D’Omar Ibn al Khattab à Carl Schmitt, un patchwork idéologique
Si Saïed s’est appuyé sur le discrédit politique et moral du Parlement de 2019 pour lui ôter sa légitimité, c’est le système parlementaire qu’il rejette en réalité. Il rejoint ainsi la vision qu’a Jean-Jacques Rousseau de la souveraineté populaire. Un classique que l’enseignant de droit public ne peut ignorer.
Comme le rappelle Mouldi Guessoumi, cette notion passe par un contrat social l’instaurant, la loi vue comme l’expression de la volonté du peuple et l’hostilité au régime parlementaire représentatif dans la mesure où le représenté perd sa liberté au moment où il délègue sa volonté à un représentant (Guessoumi, 2023).

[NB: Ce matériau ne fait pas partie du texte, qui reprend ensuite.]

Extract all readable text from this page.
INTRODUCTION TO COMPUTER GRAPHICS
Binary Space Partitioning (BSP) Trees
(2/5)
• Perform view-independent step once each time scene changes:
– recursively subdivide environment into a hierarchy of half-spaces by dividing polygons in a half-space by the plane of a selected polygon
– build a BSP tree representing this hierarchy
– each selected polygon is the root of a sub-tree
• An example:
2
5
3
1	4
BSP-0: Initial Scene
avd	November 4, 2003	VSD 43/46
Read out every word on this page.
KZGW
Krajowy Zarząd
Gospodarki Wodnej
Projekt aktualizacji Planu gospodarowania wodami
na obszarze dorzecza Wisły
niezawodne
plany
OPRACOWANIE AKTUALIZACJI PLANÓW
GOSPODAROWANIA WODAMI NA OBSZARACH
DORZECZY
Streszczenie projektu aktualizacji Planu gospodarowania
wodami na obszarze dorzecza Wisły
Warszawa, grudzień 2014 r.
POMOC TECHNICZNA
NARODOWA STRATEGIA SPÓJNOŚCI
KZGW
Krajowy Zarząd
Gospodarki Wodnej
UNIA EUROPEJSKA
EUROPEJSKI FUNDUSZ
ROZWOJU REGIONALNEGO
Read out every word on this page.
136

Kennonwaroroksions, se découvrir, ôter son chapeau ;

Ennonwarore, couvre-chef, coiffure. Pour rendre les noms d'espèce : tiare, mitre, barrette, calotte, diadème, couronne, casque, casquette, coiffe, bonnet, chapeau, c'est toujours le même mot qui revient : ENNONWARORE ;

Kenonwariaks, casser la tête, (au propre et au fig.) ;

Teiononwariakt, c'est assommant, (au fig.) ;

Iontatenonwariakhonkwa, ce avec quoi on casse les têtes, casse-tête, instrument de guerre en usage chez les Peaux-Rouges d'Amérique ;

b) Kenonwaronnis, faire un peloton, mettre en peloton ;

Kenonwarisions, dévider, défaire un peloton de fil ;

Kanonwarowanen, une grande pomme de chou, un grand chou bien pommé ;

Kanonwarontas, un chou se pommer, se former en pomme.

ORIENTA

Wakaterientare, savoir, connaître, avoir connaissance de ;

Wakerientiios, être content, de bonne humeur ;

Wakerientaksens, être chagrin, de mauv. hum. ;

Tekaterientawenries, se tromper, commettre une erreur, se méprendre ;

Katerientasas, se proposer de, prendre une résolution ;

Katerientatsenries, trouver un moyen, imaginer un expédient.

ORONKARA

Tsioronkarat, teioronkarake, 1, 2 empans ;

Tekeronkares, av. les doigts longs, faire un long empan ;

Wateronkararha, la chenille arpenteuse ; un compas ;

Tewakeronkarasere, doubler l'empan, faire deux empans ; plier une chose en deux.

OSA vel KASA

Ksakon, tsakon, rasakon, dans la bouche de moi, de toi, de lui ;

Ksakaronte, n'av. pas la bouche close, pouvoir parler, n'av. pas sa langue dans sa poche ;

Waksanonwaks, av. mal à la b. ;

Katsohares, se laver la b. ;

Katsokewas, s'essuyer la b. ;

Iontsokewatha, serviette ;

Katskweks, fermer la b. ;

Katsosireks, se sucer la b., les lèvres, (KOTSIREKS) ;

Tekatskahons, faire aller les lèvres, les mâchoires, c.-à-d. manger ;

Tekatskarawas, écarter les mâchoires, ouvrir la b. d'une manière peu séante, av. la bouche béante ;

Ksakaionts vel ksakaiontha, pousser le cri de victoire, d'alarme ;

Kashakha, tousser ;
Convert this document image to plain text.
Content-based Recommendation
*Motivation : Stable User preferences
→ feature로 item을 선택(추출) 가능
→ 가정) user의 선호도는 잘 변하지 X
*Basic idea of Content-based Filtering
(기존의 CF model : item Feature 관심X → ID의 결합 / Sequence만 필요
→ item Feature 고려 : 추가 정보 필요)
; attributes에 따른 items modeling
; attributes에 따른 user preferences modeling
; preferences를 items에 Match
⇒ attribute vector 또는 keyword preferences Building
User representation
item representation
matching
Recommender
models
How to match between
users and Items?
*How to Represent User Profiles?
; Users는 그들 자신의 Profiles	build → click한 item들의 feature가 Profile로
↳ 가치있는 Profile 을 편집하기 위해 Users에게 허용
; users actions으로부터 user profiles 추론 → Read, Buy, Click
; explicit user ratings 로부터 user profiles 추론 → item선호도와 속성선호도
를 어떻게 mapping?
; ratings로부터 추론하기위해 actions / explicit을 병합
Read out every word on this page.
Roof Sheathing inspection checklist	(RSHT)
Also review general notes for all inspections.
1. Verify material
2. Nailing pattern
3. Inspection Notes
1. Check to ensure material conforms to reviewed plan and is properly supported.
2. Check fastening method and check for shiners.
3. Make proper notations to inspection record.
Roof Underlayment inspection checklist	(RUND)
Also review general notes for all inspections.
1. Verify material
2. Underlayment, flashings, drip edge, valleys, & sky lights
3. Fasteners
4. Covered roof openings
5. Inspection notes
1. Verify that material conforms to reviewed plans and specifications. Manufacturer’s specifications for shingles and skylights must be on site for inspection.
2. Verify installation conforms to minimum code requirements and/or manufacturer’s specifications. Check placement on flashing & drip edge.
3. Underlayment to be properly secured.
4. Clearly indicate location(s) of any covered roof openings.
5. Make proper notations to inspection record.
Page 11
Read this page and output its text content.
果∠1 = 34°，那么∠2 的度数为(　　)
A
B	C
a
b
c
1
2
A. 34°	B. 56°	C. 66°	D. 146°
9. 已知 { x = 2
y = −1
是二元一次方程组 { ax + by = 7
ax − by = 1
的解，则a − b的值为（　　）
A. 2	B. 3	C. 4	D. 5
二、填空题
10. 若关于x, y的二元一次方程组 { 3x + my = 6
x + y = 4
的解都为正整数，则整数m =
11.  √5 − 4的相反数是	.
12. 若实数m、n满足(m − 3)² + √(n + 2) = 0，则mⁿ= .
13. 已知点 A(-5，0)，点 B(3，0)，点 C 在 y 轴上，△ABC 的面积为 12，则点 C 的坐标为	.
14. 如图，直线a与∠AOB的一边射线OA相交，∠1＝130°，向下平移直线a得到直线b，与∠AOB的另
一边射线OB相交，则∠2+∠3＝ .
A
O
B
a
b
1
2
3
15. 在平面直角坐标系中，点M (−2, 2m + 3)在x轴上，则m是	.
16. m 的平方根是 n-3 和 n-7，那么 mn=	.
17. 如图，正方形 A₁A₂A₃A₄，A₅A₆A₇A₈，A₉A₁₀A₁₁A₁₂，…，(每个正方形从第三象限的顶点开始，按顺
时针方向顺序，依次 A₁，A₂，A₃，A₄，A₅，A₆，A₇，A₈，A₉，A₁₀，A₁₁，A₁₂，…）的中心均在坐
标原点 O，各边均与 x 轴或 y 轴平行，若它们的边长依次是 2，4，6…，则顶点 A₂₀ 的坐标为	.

C’est sans doute pour cela que Saïed a fustigé le régime de 2014 qui divise le pouvoir entre plusieurs intervenants et qu’il a introduit la notion de révocabilité des élus. Cela dit, tous ces principes ont été bafoués quand Saïed s’est confondu avec le peuple et sa volonté. Il a ainsi exclu le président – disposant de l’essentiel des pouvoirs – du champ de la révocabilité. D’après Guessoumi, Saïed n’a pris chez Rousseau que le refus du parlementarisme (Guessoumi, 2023). Se confondant avec le peuple, il a confondu la volonté populaire avec sa propre volonté.
Réduction des espaces de liberté, retour de la peur
Au niveau des médias mainstream, haut lieu pour les débats politiques depuis 2011, la situation est également préoccupante. Les entreprises publiques ont très vite réduit – voire supprimé – les tribunes offertes aux partis politiques et à l’opposition.
Le 5 juillet 2024, l’agence Tunis Afrique Presse (TAP) a effacé de tous ses sites et réseaux sociaux l’annonce de la candidature de l’ancien ministre Mondher Zenaïdi à l’élection présidentielle. Du côté des médias privés, la situation s’est très vite dégradée. La plupart des télévisions ont fait disparaître leurs talk-shows politiques. Celles qui ont maintenu ces formats ont oscillé entre des critiques de moins en moins virulentes et un alignement progressif sur la volonté du régime.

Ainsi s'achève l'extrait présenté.